17 décembre 2007 (Nouvelle Solidarité) - Michel Rocard, est devenue la première figure politique d’envergure à exiger, dans les pages d’un hebdomadaire national important, le Nouvel Observateur (13 au 19 déc.), une action par rapport au krach bancaire qui se déroule depuis l’été dernier et qu’il compare au krach de 1929.
La cause principale de cette crise, indique Rocard, se trouve dans la financiarisation du capitalisme de ces dernières années, qui a créé une situation où les profits financiers se sont envolés alors que la masse des salaires des plus pauvres et des classes moyennes s’est retrouvée considérablement réduite.
Pour illustrer les problèmes actuels du capitalisme dénoncés sans ménagement par des économistes tels que Patrick Artus dans son ouvrage Les incendiaires, Michel Rocard évoque le problème de la dette américaine. « Lors de la crise de 1929, l’endettement américain - environ 130 % du produit national - était déjà ‘au cœur du système’. Aujourd’hui il atteint plus de 230 %. Pour éviter la faillite, le système financier américain doit emprunter 2 milliards de dollars par jour ! »
Rocard rappelle cependant qu’entre « 1945 et 1980, le monde n’a connu que des faillites nationales, pas des crises mondiales » en raison « des grands succès du capitalisme régulé ». Pendant trente ans, l’économie occidentale a progressé au rythme de 5 % l’an, sans jamais de crises financières et avec un chômage quasi nul (2 % de la population active, c’est à peu près le chômage frictionnel dû à la mobilité professionnelle). Les raisons de cette embellie ? Précisément les mauvais souvenirs de la grande crise de 1929, son cortège de malheurs avec la prolétarisation des classes moyennes et finalement la guerre. »
Plusieurs mesures correctives ont permis d’éviter de nouvelles catastrophes à la 1929. Et, « avec le New Deal, les grands travaux de Roosevelt, cette politique de hauts salaires et de fidélisation des salariés qualifiés a permis à l’économie américaine de repartir très vite après la crise de 1929. La France a utilisé le Plan, ce forum entre syndicats, patrons et Etat, réunis pour préserver un haut niveau de demande (donc des salaires) afin de permettre des anticipations de consommation forte. »

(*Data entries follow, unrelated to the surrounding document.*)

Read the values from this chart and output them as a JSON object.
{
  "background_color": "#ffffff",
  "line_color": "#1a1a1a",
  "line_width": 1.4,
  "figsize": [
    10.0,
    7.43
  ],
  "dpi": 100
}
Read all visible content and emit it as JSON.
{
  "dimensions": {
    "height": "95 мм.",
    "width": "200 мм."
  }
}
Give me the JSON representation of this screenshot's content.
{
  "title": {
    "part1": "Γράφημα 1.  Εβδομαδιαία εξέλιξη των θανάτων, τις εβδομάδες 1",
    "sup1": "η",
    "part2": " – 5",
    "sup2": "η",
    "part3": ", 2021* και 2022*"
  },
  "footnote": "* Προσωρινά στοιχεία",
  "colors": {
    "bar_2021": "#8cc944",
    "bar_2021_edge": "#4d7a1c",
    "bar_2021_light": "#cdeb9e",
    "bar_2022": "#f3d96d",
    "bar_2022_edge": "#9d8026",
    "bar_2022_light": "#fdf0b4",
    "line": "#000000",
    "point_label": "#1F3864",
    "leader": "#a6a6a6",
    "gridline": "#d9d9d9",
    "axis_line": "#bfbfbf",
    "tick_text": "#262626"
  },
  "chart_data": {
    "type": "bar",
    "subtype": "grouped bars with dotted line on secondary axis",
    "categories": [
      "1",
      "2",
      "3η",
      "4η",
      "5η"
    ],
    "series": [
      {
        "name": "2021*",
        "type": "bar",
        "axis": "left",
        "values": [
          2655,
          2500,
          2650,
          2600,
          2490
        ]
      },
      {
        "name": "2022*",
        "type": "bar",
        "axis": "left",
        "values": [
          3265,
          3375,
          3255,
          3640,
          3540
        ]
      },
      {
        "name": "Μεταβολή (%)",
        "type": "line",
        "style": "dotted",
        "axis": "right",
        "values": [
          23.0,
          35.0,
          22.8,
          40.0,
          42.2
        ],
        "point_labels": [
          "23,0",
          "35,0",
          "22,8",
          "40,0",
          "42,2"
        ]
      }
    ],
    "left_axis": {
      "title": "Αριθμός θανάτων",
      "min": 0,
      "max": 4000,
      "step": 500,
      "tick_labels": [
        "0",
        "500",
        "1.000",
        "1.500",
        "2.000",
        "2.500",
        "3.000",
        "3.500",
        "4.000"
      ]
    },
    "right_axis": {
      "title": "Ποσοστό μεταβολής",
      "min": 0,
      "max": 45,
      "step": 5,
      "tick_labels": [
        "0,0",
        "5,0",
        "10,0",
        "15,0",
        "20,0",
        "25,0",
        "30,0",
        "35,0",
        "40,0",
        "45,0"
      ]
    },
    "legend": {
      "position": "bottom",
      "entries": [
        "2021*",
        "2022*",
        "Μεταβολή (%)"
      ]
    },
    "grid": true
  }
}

Tout ceci est venu à son terme « à partir de 1980, lorsque la sphère financière a pris une importance colossale. » Rocard énumère toutes les crises financières qui se sont succédés depuis jusqu’à l’éclatement de la bulle Internet où les pertes étaient déjà comparables à celles du crash de 1929. Il dénonce la montée en puissance des « actionnaires » contre la mentalité plus Fordiste qui existait auparavant où un bon salaire permettait au salarié de consommer activant ainsi le cycle productif. Aujourd’hui, tout le monde parle d’abondantes liquidités qui pourraient nous sauver d’un krach. Mais celles-ci, dit Rocard, « ne s’orientent pas vers l’investissement long ; elles préfèrent les investissements financiers spéculatifs ». « Personne ne sait comment tout ça peut finir, et j’ai la conviction que cela va bientôt exploser ». C’est la raison pour laquelle Michel Rocard conclu en appelant « à défendre tout ce qui produit contre tout ce qui spécule. (Car), c’est ça, la nouvelle lutte des classes. »
S’il comprend bien un certain nombre de problèmes, ses solutions restent beaucoup trop limitées par rapport aux dangers que lui-même dénonce. Il appelle à une réforme du FMI par son ami Dominique Strauss Kahn, à une criminalisation du droit des affaires (délits d’initiés, abus de stock options, etc.), à la régulation des OPA hostiles, au développement de l’économie sociale.
Michel Rocard intervient utilement cependant dans le débat au sein du Parti socialiste, soulignant que « si en France, le PS était capable de comprendre ce qui se passe, de faire la liaison entre la situation nationale et l’internationale et pouvait expliquer les raisons de la montée du travail précaire chez nous, il donnerait enfin l’impression de répondre à la situation. » Plus, dit Rocard, « il y aura une prime au premier qui saura expliquer ».